それと対照的に、こんな記事が話題になった。ゲーム業界、デザイナーとして働く女性の自問自答を描いた漫画が共感を呼んでいるということだ。

nlab.itmedia.co.jp

読んでみると分かるんだけど、短いだけに至ってシンプル。仕事の意味を見いだせずにダウナーになる女性主人公。それとは反面、結果を出せるのになぜそこに邁進しないの?と純粋に聞く同僚。そして、頑張った結果得られた「周囲の評価」からまた自分の仕事の意味を再発見していく・・・という感じ。
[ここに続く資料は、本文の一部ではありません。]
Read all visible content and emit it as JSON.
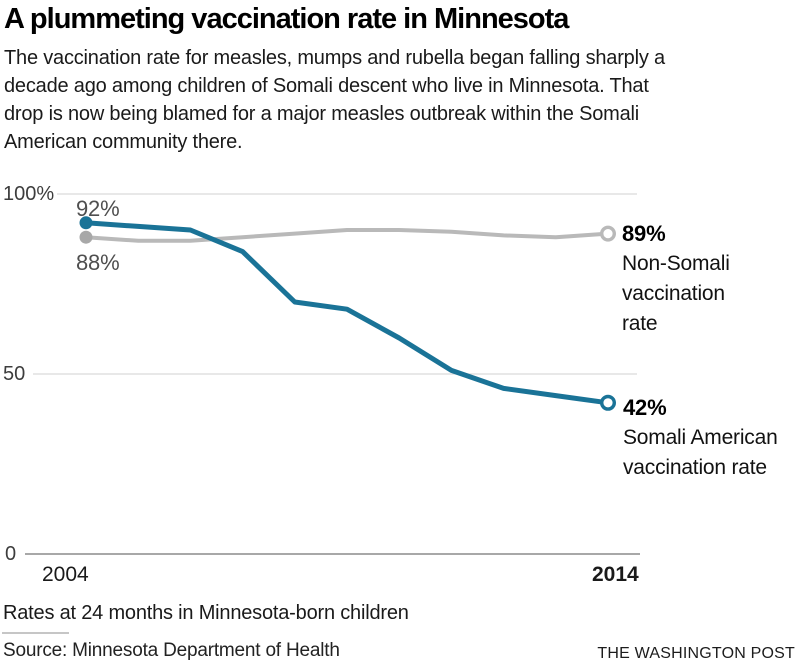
{
  "header": {
    "title": "A plummeting vaccination rate in Minnesota",
    "subtitle_lines": [
      "The vaccination rate for measles, mumps and rubella began falling sharply a",
      "decade ago among children of Somali descent who live in Minnesota. That",
      "drop is now being blamed for a major measles outbreak within the Somali",
      "American community there."
    ]
  },
  "chart_data": {
    "type": "line",
    "title": "A plummeting vaccination rate in Minnesota",
    "x": [
      2004,
      2005,
      2006,
      2007,
      2008,
      2009,
      2010,
      2011,
      2012,
      2013,
      2014
    ],
    "series": [
      {
        "name": "Non-Somali vaccination rate",
        "color": "#b9b9b9",
        "dot_color": "#a8a8a8",
        "values": [
          88,
          87,
          87,
          88,
          89,
          90,
          90,
          89.5,
          88.5,
          88,
          89
        ],
        "start_label": "88%",
        "end_label": "89%"
      },
      {
        "name": "Somali American vaccination rate",
        "color": "#1a7397",
        "dot_color": "#1a7397",
        "values": [
          92,
          91,
          90,
          84,
          70,
          68,
          60,
          51,
          46,
          44,
          42
        ],
        "start_label": "92%",
        "end_label": "42%"
      }
    ],
    "ylim": [
      0,
      100
    ],
    "yticks": [
      {
        "label": "100%",
        "value": 100
      },
      {
        "label": "50",
        "value": 50
      },
      {
        "label": "0",
        "value": 0
      }
    ],
    "xticks": [
      {
        "label": "2004",
        "year": 2004
      },
      {
        "label": "2014",
        "year": 2014
      }
    ],
    "grid": "horizontal",
    "legend_position": "end-of-line annotations",
    "grid_color": "#dadada",
    "baseline_color": "#9c9c9c"
  },
  "annotations": {
    "nonsomali_end": {
      "lines": [
        "Non-Somali",
        "vaccination",
        "rate"
      ]
    },
    "somali_end": {
      "lines": [
        "Somali American",
        "vaccination rate"
      ]
    }
  },
  "footer": {
    "note": "Rates at 24 months in Minnesota-born children",
    "source": "Source: Minnesota Department of Health",
    "credit": "THE WASHINGTON POST"
  }
}
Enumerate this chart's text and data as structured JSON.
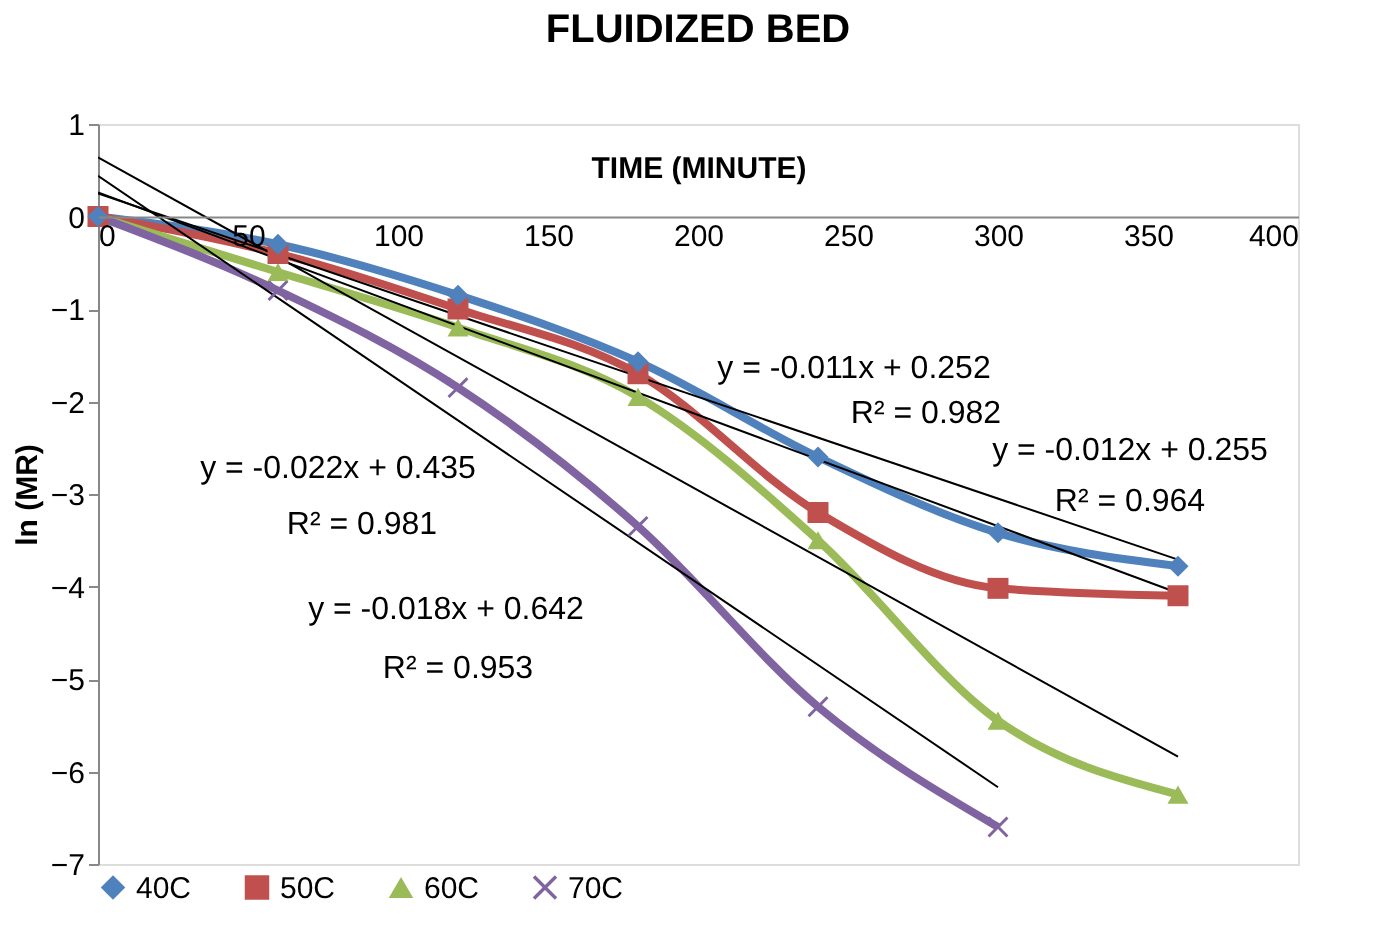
{
  "chart_data": {
    "type": "line",
    "title": "FLUIDIZED BED",
    "xlabel": "TIME (MINUTE)",
    "ylabel": "ln (MR)",
    "xlim": [
      0,
      400
    ],
    "xticks": [
      0,
      50,
      100,
      150,
      200,
      250,
      300,
      350,
      400
    ],
    "ylim": [
      -7,
      1
    ],
    "yticks": [
      -7,
      -6,
      -5,
      -4,
      -3,
      -2,
      -1,
      0,
      1
    ],
    "grid": false,
    "legend": "bottom",
    "series": [
      {
        "name": "40C",
        "color": "#4f81bd",
        "marker": "diamond",
        "x": [
          0,
          60,
          120,
          180,
          240,
          300,
          360
        ],
        "values": [
          0,
          -0.3,
          -0.85,
          -1.57,
          -2.6,
          -3.42,
          -3.78
        ]
      },
      {
        "name": "50C",
        "color": "#c0504d",
        "marker": "square",
        "x": [
          0,
          60,
          120,
          180,
          240,
          300,
          360
        ],
        "values": [
          0,
          -0.4,
          -1.0,
          -1.7,
          -3.2,
          -4.02,
          -4.1
        ]
      },
      {
        "name": "60C",
        "color": "#9bbb59",
        "marker": "triangle",
        "x": [
          0,
          60,
          120,
          180,
          240,
          300,
          360
        ],
        "values": [
          0,
          -0.6,
          -1.2,
          -1.95,
          -3.5,
          -5.45,
          -6.25
        ]
      },
      {
        "name": "70C",
        "color": "#8064a2",
        "marker": "cross",
        "x": [
          0,
          60,
          120,
          180,
          240,
          300
        ],
        "values": [
          0,
          -0.8,
          -1.85,
          -3.35,
          -5.3,
          -6.6
        ]
      },
      {
        "color": "#000000",
        "marker": "none",
        "x": [
          0,
          360
        ],
        "values": [
          0.25,
          -3.71
        ]
      },
      {
        "color": "#000000",
        "marker": "none",
        "x": [
          0,
          360
        ],
        "values": [
          0.26,
          -4.07
        ]
      },
      {
        "color": "#000000",
        "marker": "none",
        "x": [
          0,
          360
        ],
        "values": [
          0.64,
          -5.84
        ]
      },
      {
        "color": "#000000",
        "marker": "none",
        "x": [
          0,
          300
        ],
        "values": [
          0.44,
          -6.17
        ]
      }
    ],
    "line_style": "solid",
    "annotations": [
      "y = -0.011x + 0.252",
      "R² = 0.982",
      "y = -0.012x + 0.255",
      "R² = 0.964",
      "y = -0.022x + 0.435",
      "R² = 0.981",
      "y = -0.018x + 0.642",
      "R² = 0.953"
    ]
  }
}
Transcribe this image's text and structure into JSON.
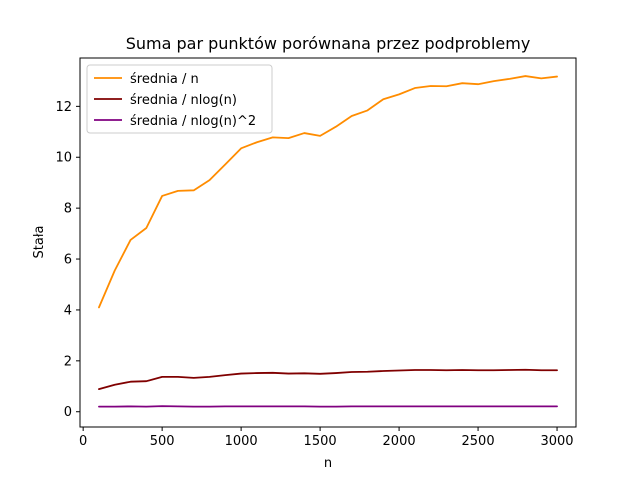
{
  "chart_data": {
    "type": "line",
    "title": "Suma par punktów porównana przez podproblemy",
    "xlabel": "n",
    "ylabel": "Stała",
    "xlim": [
      -20,
      3120
    ],
    "ylim": [
      -0.6,
      13.9
    ],
    "xticks": [
      0,
      500,
      1000,
      1500,
      2000,
      2500,
      3000
    ],
    "yticks": [
      0,
      2,
      4,
      6,
      8,
      10,
      12
    ],
    "grid": false,
    "legend_position": "top-left",
    "x": [
      100,
      200,
      300,
      400,
      500,
      600,
      700,
      800,
      900,
      1000,
      1100,
      1200,
      1300,
      1400,
      1500,
      1600,
      1700,
      1800,
      1900,
      2000,
      2100,
      2200,
      2300,
      2400,
      2500,
      2600,
      2700,
      2800,
      2900,
      3000
    ],
    "series": [
      {
        "name": "średnia / n",
        "color": "#ff8c00",
        "values": [
          4.1,
          5.55,
          6.75,
          7.22,
          8.48,
          8.68,
          8.7,
          9.1,
          9.72,
          10.35,
          10.59,
          10.78,
          10.75,
          10.95,
          10.84,
          11.2,
          11.62,
          11.84,
          12.28,
          12.47,
          12.72,
          12.8,
          12.79,
          12.91,
          12.87,
          12.99,
          13.08,
          13.19,
          13.1,
          13.17
        ]
      },
      {
        "name": "średnia / nlog(n)",
        "color": "#800000",
        "values": [
          0.89,
          1.06,
          1.18,
          1.2,
          1.37,
          1.37,
          1.33,
          1.37,
          1.44,
          1.5,
          1.52,
          1.53,
          1.5,
          1.51,
          1.49,
          1.52,
          1.56,
          1.57,
          1.6,
          1.62,
          1.64,
          1.64,
          1.63,
          1.64,
          1.63,
          1.63,
          1.64,
          1.65,
          1.63,
          1.63
        ]
      },
      {
        "name": "średnia / nlog(n)^2",
        "color": "#800080",
        "values": [
          0.2,
          0.2,
          0.21,
          0.2,
          0.22,
          0.21,
          0.2,
          0.2,
          0.21,
          0.21,
          0.21,
          0.21,
          0.21,
          0.21,
          0.2,
          0.2,
          0.21,
          0.21,
          0.21,
          0.21,
          0.21,
          0.21,
          0.21,
          0.21,
          0.21,
          0.21,
          0.21,
          0.21,
          0.21,
          0.21
        ]
      }
    ]
  }
}
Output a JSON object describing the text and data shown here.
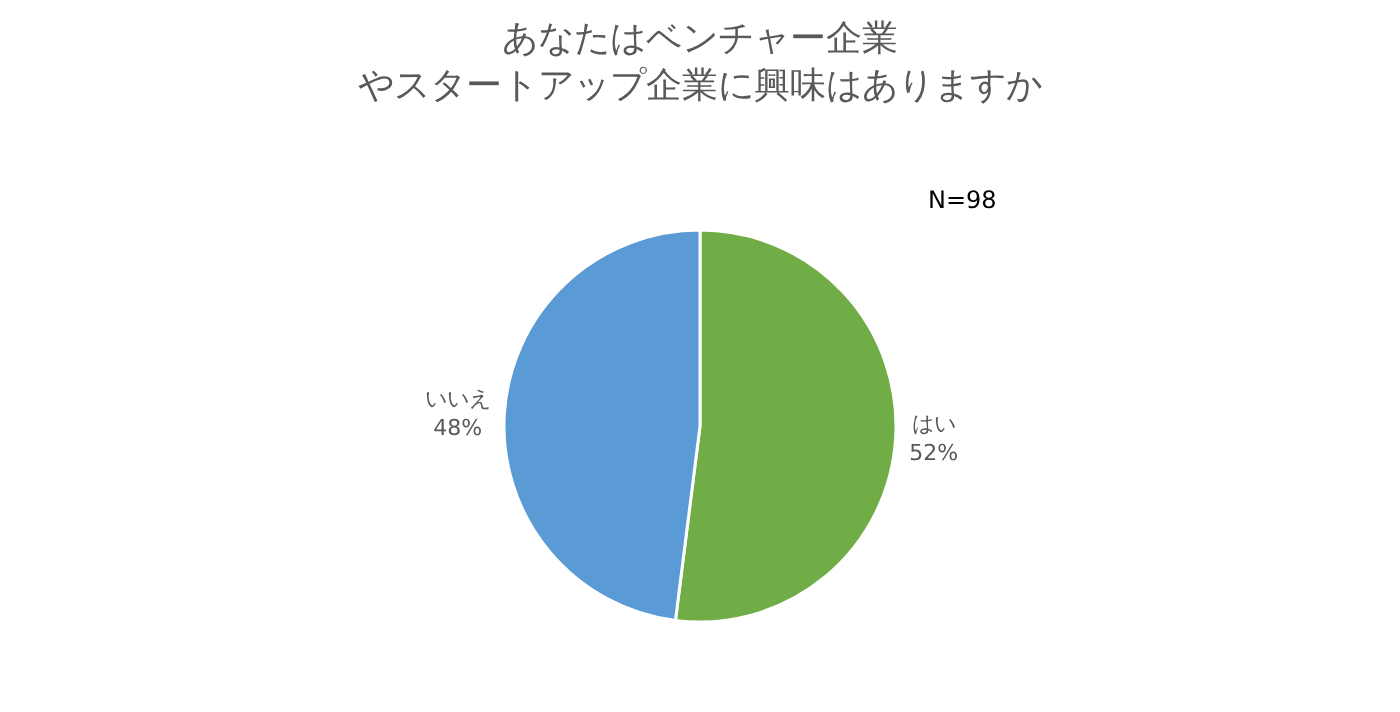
{
  "chart_data": {
    "type": "pie",
    "title": "あなたはベンチャー企業やスタートアップ企業に興味はありますか",
    "categories": [
      "はい",
      "いいえ"
    ],
    "values": [
      52,
      48
    ],
    "value_labels": [
      "52%",
      "48%"
    ],
    "colors": [
      "#70ad47",
      "#5b9bd5"
    ],
    "annotations": [
      "N=98"
    ],
    "legend": false
  }
}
うん、いい話だし仕事頑張ろうって思える。

 

ただこれ、モチベーション・アップさんとこのポスターの趣旨をストーリー化させて、読んだ人が共感しやすいように、ゲーム業界・デザイナー・女性・漫画という要素にはめ込んだ形にも思えてしまった。僕だけの穿った見方だという可能性も多分にあるんだけど、逆にだ。

 

問題になったモチベーション・アップ㈱が漫画事業に手を出して、ポスター的思想をもとに、いい感じのサクセスストーリービジネス漫画を出版したら。多分、共感は得られるんじゃないかと思う。モチベアップ云々の発想がかみ砕かれて、きっちりとデザインされ、キャッチコピーがハマったら。

 

頷く人は絶対に増えるだろう。要は見え方、見せ方次第だけで「叩き」のベクトルは一気に変わる。「共感」は罠に近い。ネットで簡単に集まったそれに「叩き」の本質である守るべき「自分の正しさ」はない。その軸がないまま「共感」を求めて何かを「叩きだす」と確実にその先に待っているものは、理不尽な差別的観点だ。

 

最後に話は飛ぶが大戦時、ナチスドイツが民意を集める上で政党として優れていた点はファッションやデザインだったと言われる。なんかの番組でオリラジの中田さんなんかもプレゼンしてた気がするけど、当時の若者に共感を与える見栄え、そしてそこから得られる先進的なイメージ。

 

こうした点から言っても、人は所詮本質における観念の正邪よりも、印象から与えられる感受性によって動いてしまう。そして、印象が言葉となり共感があつまると、それは次第に大きな意義に振り替えられていく。その結果は言うまでもない話である。

 

 

 

今、ネット上を流れていく数々の「叩き」を見て。自分自身も簡単に流される危うさを感じるし、そしてまずは自分自身がどういう軸を持つか。その重要性を感じたという話でした。ツイート見て5秒で得られる自分の感情というものは、やはり疑ってかかった方がいいと僕は思います。秋なので気候の変化と体調には気を付けましょうね。